Überblick
Was ist der Dachneigung-Rechner: Grad, Prozent und Firsthöhe planen?
Starte mit der kurzen Einordnung, bevor du Eingaben und Ergebnis interpretierst.
Der Dachneigung-Rechner klärt, in welchem Winkel eine Dachfläche tatsächlich liegt und welche Geometrie aus halber Spannweite und Firsthöhe daraus für Aufbau, Sparrenlänge und Eindeckung folgt.
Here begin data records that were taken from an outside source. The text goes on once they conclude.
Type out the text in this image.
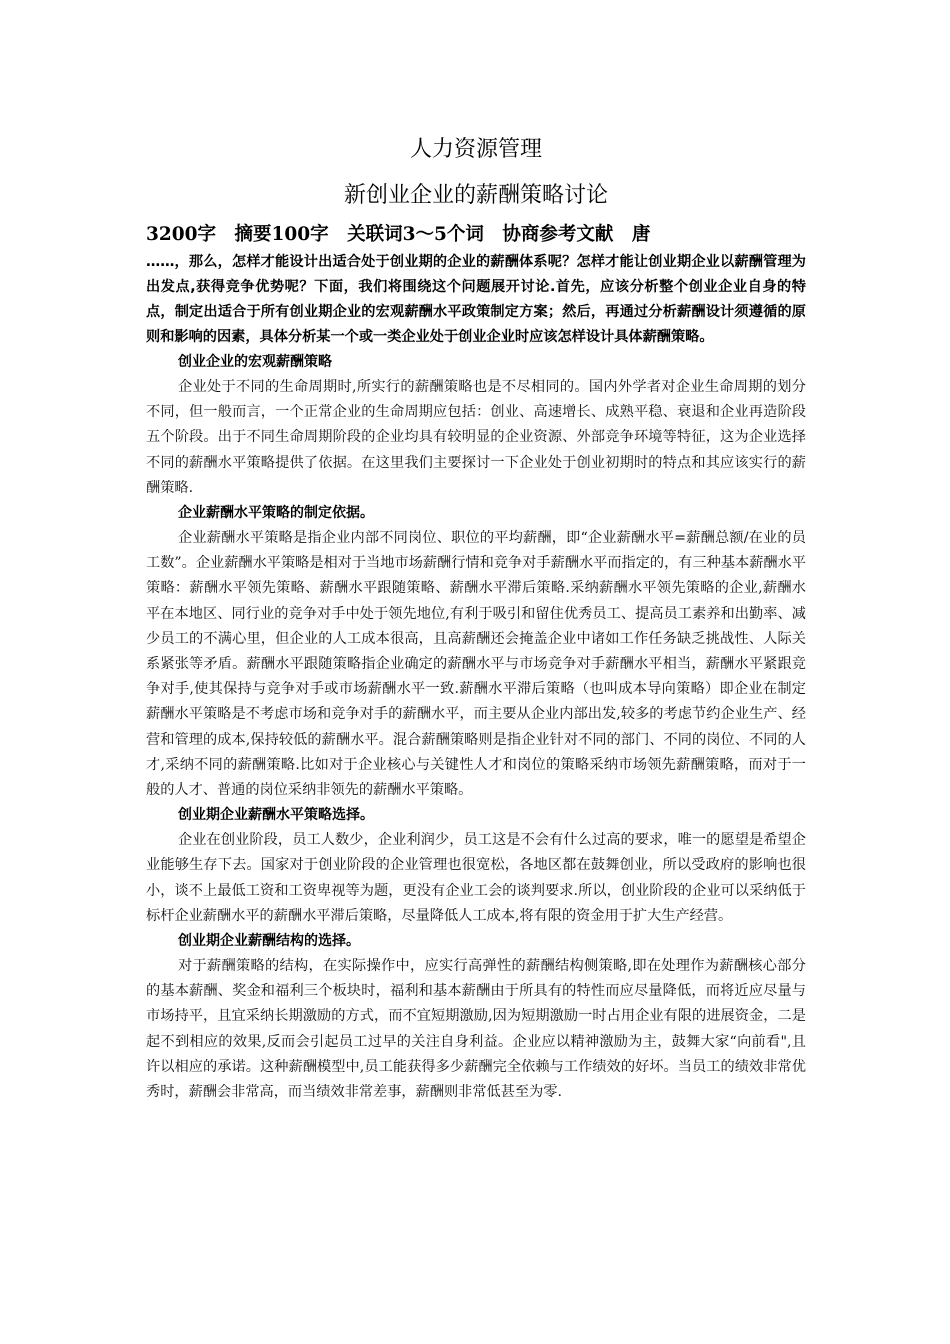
人力资源管理
新创业企业的薪酬策略讨论
3200字　摘要100字　关联词3～5个词　协商参考文献　唐

……，那么，怎样才能设计出适合处于创业期的企业的薪酬体系呢？怎样才能让创业期企业以薪酬管理为出发点,获得竞争优势呢？下面，我们将围绕这个问题展开讨论.首先，应该分析整个创业企业自身的特点，制定出适合于所有创业期企业的宏观薪酬水平政策制定方案；然后，再通过分析薪酬设计须遵循的原则和影响的因素，具体分析某一个或一类企业处于创业企业时应该怎样设计具体薪酬策略。

创业企业的宏观薪酬策略

企业处于不同的生命周期时,所实行的薪酬策略也是不尽相同的。国内外学者对企业生命周期的划分不同，但一般而言，一个正常企业的生命周期应包括：创业、高速增长、成熟平稳、衰退和企业再造阶段五个阶段。出于不同生命周期阶段的企业均具有较明显的企业资源、外部竞争环境等特征，这为企业选择不同的薪酬水平策略提供了依据。在这里我们主要探讨一下企业处于创业初期时的特点和其应该实行的薪酬策略.

企业薪酬水平策略的制定依据。

企业薪酬水平策略是指企业内部不同岗位、职位的平均薪酬，即“企业薪酬水平=薪酬总额/在业的员工数”。企业薪酬水平策略是相对于当地市场薪酬行情和竞争对手薪酬水平而指定的，有三种基本薪酬水平策略：薪酬水平领先策略、薪酬水平跟随策略、薪酬水平滞后策略.采纳薪酬水平领先策略的企业,薪酬水平在本地区、同行业的竞争对手中处于领先地位,有利于吸引和留住优秀员工、提高员工素养和出勤率、减少员工的不满心里，但企业的人工成本很高，且高薪酬还会掩盖企业中诸如工作任务缺乏挑战性、人际关系紧张等矛盾。薪酬水平跟随策略指企业确定的薪酬水平与市场竞争对手薪酬水平相当，薪酬水平紧跟竞争对手,使其保持与竞争对手或市场薪酬水平一致.薪酬水平滞后策略（也叫成本导向策略）即企业在制定薪酬水平策略是不考虑市场和竞争对手的薪酬水平，而主要从企业内部出发,较多的考虑节约企业生产、经营和管理的成本,保持较低的薪酬水平。混合薪酬策略则是指企业针对不同的部门、不同的岗位、不同的人才,采纳不同的薪酬策略.比如对于企业核心与关键性人才和岗位的策略采纳市场领先薪酬策略，而对于一般的人才、普通的岗位采纳非领先的薪酬水平策略。

创业期企业薪酬水平策略选择。

企业在创业阶段，员工人数少，企业利润少，员工这是不会有什么过高的要求，唯一的愿望是希望企业能够生存下去。国家对于创业阶段的企业管理也很宽松，各地区都在鼓舞创业，所以受政府的影响也很小，谈不上最低工资和工资卑视等为题，更没有企业工会的谈判要求.所以，创业阶段的企业可以采纳低于标杆企业薪酬水平的薪酬水平滞后策略，尽量降低人工成本,将有限的资金用于扩大生产经营。

创业期企业薪酬结构的选择。

对于薪酬策略的结构，在实际操作中，应实行高弹性的薪酬结构侧策略,即在处理作为薪酬核心部分的基本薪酬、奖金和福利三个板块时，福利和基本薪酬由于所具有的特性而应尽量降低，而将近应尽量与市场持平，且宜采纳长期激励的方式，而不宜短期激励,因为短期激励一时占用企业有限的进展资金，二是起不到相应的效果,反而会引起员工过早的关注自身利益。企业应以精神激励为主，鼓舞大家“向前看",且许以相应的承诺。这种薪酬模型中,员工能获得多少薪酬完全依赖与工作绩效的好坏。当员工的绩效非常优秀时，薪酬会非常高，而当绩效非常差事，薪酬则非常低甚至为零.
Das ist mehr als eine reine Gradzahl: Schon wenige Grad Unterschied ändern Materialverbrauch, nutzbaren Dachraum, Anschlusshöhen und die Frage, welche Deckung regelgerecht eingesetzt werden kann.
Entscheidend ist die Mindestneigung, denn jedes Decksystem von Ziegel über Betondachstein bis Bitumenbahn hat einen Grenzwinkel, unterhalb dessen es nicht mehr regensicher ist.
Der Winkel bestimmt außerdem die geneigte Deckfläche, die immer größer als der Grundriss ausfällt, sowie die Sparrenlänge entlang der Schräge.
So wird aus einer einzelnen Gradzahl eine belastbare Grundlage für Decksystem, Sparren und Mengenermittlung. Schon der Unterschied zwischen 20 und 25 Grad kann über die zulässige Deckungsart entscheiden.
Flachdächer heißen im Fachjargon Flachdach, liegen aber nie bei null Gefälle: 2–3° (3–5 %) sind Mindestgefälle nach DIN 18531, damit Regenwasser sicher abläuft.
Der Dachneigungsrechner bildet diesen Grenzbereich direkt ab — wer unter 5° kommt, sieht sofort, dass konventionelle Ziegeldeckungen ausscheiden und eine flachdachtaugliche Abdichtung notwendig wird.
Der Rechner gibt die Neigung deshalb in drei parallelen Schreibweisen aus, die auf Baustellen nebeneinander im Umlauf sind: als Winkel in Grad, als Gefälle in Prozent und als Steigungsverhältnis.
Ein 30-Grad-Dach heißt in diesen drei Sprachen 30°, 57,74 Prozent und 1:1,73 – dieselbe Schräge, drei Zahlen.
Wer Angebote, Verlegeanleitungen und Statikunterlagen nebeneinanderlegt, braucht genau diese Übersetzung, weil Hersteller ihre Mindestneigung fast immer in Grad angeben, Entwässerungsplanungen dagegen in Prozent.